HTML5 can only be a bad thing for Adobe

This is a very short sighted assertion too. Sure HTML5 is a direct threat to FLASH, but Adobe consists of way more than just Flash. That’s one thing that astonishes me, people who are clearly fighting tooth and nail for Adobe fail to realise that actually they could benefit from it greatly. Dreamweaver CS5 already features “smart paste” whereby you can import a piece of Flash into a web page directly…yes as HTML5 canvas. There are people who deny that this could be possible and to that I say see it for yourself. Adobe themselves see the potential in HTML5 clearly so why does it have to be one big fight? I would never deny that Adobe make great creative software, the best in the business and they could really lead the way here by making great development tools for HTML5. Adobe zealots love to point to the fact that HTML5 doesn’t have any dev tools yet and it’s a fair (if very hasty) comment. So why doesn’t Adobe do for HTML5 what it has done for Image, audio, video and code editing and fill that gap?

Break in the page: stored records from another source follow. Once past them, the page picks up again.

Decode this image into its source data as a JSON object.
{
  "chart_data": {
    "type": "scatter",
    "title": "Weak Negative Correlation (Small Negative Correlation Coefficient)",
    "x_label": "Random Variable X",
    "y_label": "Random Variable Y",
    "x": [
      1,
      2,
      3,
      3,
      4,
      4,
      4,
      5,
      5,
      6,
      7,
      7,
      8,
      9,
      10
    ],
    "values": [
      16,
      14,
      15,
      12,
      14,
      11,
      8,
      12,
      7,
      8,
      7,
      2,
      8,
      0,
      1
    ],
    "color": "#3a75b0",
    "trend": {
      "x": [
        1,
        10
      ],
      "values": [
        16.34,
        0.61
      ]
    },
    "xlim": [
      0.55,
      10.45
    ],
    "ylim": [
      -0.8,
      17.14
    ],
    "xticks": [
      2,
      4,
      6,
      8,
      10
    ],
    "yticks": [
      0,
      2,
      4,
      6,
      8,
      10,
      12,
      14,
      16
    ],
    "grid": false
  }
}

That would be the way to take advantage of the situation and I bet that pretty soon that will be exactly what they do. Flash CS* will still exist, and will be much as it is today but I think it will primarily export in HTML5 canvas format (or a video tag compatible container) with the option to export as.swf or.flv if desired. Would that really be such a terrible thing?

HTML5 will be horrible to develop with

I keep hearing this in various forms some of which are pretty hilarious such as when one young Adobe supporter told me that “developing a web app in a mark-up language would be too hard”, no my friend it would not be hard, it would be fundamentally impossible! In canvas for instance the tag demarcates the edges of the element, everything that happens inside is controlled using the JavaScript API. Now some people find this in itself a horrendous prospect and I don’t know why because JavaScript is not a hard language. Let’s not forget that ActionScript is a dialect of JavaScript so how easy would it be for someone to create a Flash type development environment for the canvas API? Pretty damn easy, like I said in my previous point Adobe already seems to be gradually heading in that direction and if they don’t do it someone else will. Only with HTML5 because it’s open source there will be competition from loads of companies pushing things forward and no doubt we will see amazingly effective and free tools that have never been considered from within the walls of a Flash based web.

To summarise I’m not an “Apple supporter” at all (in fact I oppose their profiteering from h.264), Apple is for Apple to worry about, they’re not my friend. What I am is a supporter of is open standards, free software, web development and innovation and exciting new technology. I fear that by subscribing to these petty corporate spats people are really missing out on the bigger picture: the web does not/ should not exist to benefit individual companies EVER, it’s there to benefit a global community of users. By freeing us from proprietary software the web is one step closer to that ideal. This is not a bad thing, not even for Adobe (perhaps in the short term). So to all the Adobe fans out there don’t close yourself off, be receptive to what HTML5 can do for you and for god’s sake do some research before you make any of the claims above!